The movie, though, came in with a much shorter runtime than Snyder's previous DC films, in spite of having to balance so many characters. Rumors immediately started that, in addition to reshoots to fill in missing gaps and improve select takes, Whedon had worked with the studio to alter the tone and plot of the movie, as well as shortening it. The shorter run time was likely at least in part because poor reviews and mediocre audience scores for Batman v Superman meant that the movie opened up with a massive first weekend, but dropped significantly. In case that happened again, Warners likely wanted to hedge their bets by having as many butts in those first-weekend seats as possible by having a shorter movie and, therefore, more screenings per day.

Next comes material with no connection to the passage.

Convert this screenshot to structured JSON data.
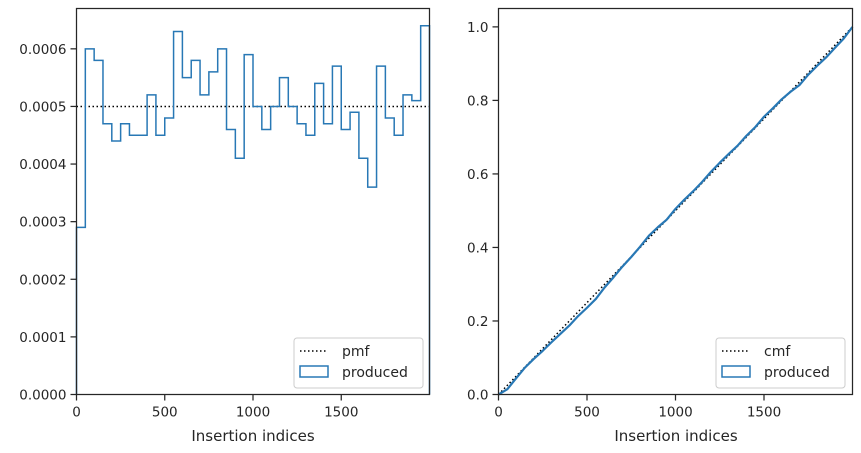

Ultimately, in spite of everything fans were hearing about how the studio and Whedon had made the film their own, Snyder was the sole credited director on Justice League. Snyder laid low for a while after the film's release, which was met with middling reviews and an embarrassingly low box office. That the movie bombed was not much of a surprise, and it shook Warners' faith in the DC brand. None of this was helped by the fact that Warner and DC had both had a number of significant management changes in the intervening time; as of 2020, a lot of the people who were probably in that 2017 screening for executives simply no longer work there.

Fans' calls to release Snyder's vision of the movie were loud, frequent, and eventually supported by members of the cast, the crew, and by Snyder himself, who rarely instigated, but always supported, their efforts. He took to a small social media platform called Vero, founded by a friend of Snyder's who had appeared in a cameo role in Batman v Superman, to tease scenes, characters, and subplots he had planned but which were removed from the studio's theatrical cut. "Snyder Cut" fans became omnipresent in social media threads about all things DC, Warner Bros, and eventually HBO Max, the streaming platform that Warner really, really wants to succeed.

The longer the "Snyder Cut" movement went on, and the more celebrities who chimed in on Snyder's behalf, the most likely it seemed that Warner would eventually relent and release something. Snyder's detractors, including many who work in comics and the media, argued that an assembly cut is far from a completed movie, and that nobody wanted to see a five-hour Justice League movie regardless of who directed it. Snyder eventually countered that argument by saying that his cut was "real" and giving it a specific runtime of 214 minutes. Some of that runtime, he acknowledged, was filled by animatics and storyboards, especially when characters like Darkseid and Martian Manhunter had not yet appeared in the film at all.

Around the same time as the "214" announcement, Snyder sold a t-shirt and hat to benefit the American Foundation for Suicide Prevention. Using the branding of "Zack Snyder's Justice League," that terminology became the rumored "official" name of the cut -- something that proved true today when HBO Max chose "Zack Snyder's Justice League" as the title and #ReleaseTheSnyderCut as the hashtag for their announcement.

Zack Snyder's Justice League is coming to HBO Max in 2021.